You need to distinguish between facts and convention. A convention is useful if it helps to organize a number of facts. In the context of measure theory, there are several facts that have the appearance of "$0\times \infty =0$" that are proven from the definitions, and thus the convention allows for an easier way to state facts.
A couple of examples:
- If $\mu(X)=0$ and $f(x)=+\infty$ for all $x\in X$, then the definition of $\int_X f\,d\mu$ leads to a value of $0$. On the other hand, this could be thought of as "$\mu(X)\times \infty=0\times \infty$", integrating a constant function.
- If $f(x)=0$ for all $x\in X$ and $\mu(X)=\infty$, then the definition of $\int_X f\,d\mu$ leads to a value of $0$. On the other hand, this could be thought of as "$\mu(X)\times 0=\infty\times 0$", integrating a constant function.

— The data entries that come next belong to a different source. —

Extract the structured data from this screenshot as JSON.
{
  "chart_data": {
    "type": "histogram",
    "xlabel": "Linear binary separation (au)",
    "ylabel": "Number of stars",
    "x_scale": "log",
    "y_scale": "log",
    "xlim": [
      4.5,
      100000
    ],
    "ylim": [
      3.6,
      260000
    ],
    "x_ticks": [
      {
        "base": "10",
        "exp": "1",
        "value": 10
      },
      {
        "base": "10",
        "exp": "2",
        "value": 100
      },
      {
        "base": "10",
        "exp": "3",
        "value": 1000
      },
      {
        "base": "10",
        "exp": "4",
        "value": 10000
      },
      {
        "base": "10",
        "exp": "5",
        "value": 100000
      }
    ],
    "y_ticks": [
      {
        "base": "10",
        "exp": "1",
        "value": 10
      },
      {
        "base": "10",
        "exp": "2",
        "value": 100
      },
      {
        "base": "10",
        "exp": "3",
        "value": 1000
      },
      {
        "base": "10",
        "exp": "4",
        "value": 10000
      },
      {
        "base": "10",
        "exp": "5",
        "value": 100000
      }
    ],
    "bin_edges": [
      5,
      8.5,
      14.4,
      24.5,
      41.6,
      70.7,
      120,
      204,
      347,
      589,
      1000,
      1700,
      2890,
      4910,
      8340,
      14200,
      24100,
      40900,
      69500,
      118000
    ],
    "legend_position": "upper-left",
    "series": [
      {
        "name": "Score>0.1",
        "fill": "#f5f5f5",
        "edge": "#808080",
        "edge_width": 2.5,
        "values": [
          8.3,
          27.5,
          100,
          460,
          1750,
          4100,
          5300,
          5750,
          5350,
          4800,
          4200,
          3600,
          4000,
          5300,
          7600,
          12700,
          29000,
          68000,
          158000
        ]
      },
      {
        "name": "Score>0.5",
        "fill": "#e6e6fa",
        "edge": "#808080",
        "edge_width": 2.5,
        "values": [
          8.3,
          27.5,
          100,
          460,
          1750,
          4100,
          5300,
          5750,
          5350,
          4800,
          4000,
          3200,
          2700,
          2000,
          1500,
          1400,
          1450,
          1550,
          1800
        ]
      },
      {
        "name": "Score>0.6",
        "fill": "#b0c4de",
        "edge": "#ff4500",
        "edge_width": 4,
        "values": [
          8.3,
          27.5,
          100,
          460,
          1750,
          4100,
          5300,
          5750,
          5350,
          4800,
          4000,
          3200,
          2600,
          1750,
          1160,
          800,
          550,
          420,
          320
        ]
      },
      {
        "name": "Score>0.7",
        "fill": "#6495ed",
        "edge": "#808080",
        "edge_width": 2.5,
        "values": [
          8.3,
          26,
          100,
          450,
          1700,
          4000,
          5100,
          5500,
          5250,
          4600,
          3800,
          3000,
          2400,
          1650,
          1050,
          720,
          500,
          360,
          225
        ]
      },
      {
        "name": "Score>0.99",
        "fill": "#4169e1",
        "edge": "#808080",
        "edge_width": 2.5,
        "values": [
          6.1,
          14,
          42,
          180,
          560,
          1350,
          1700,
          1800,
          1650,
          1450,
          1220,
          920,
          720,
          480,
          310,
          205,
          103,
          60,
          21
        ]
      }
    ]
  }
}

As a consequence of 1. and 2. above, adopting the convention $0\times \infty=0$ (along with the more intuitive $a\times \infty=\infty$ if $a>0$) allows the following result to be stated:
$$\int_{X} C\,d\mu=\mu(X)\times C,$$
for all constants $C\in[0,\infty]$ regardless of the size of $\mu(X)$. The convention is used only in stating and using the result in condensed form, not in proving it.
Another example that you highlight: If $E$ has measure zero, so does $E\times \mathbb R$. This is not proved using the convention. I would think of it as $$\mu(E\times \mathbb R)=\mu\left(\bigcup_n E\times [-n,n]\right)\leq\sum_n\mu(E\times[-n,n])=\sum_n 0=0,$$ where the equation $\mu(E\times[-n,n])=0$ requires justification, but nothing with infinite measure is involved.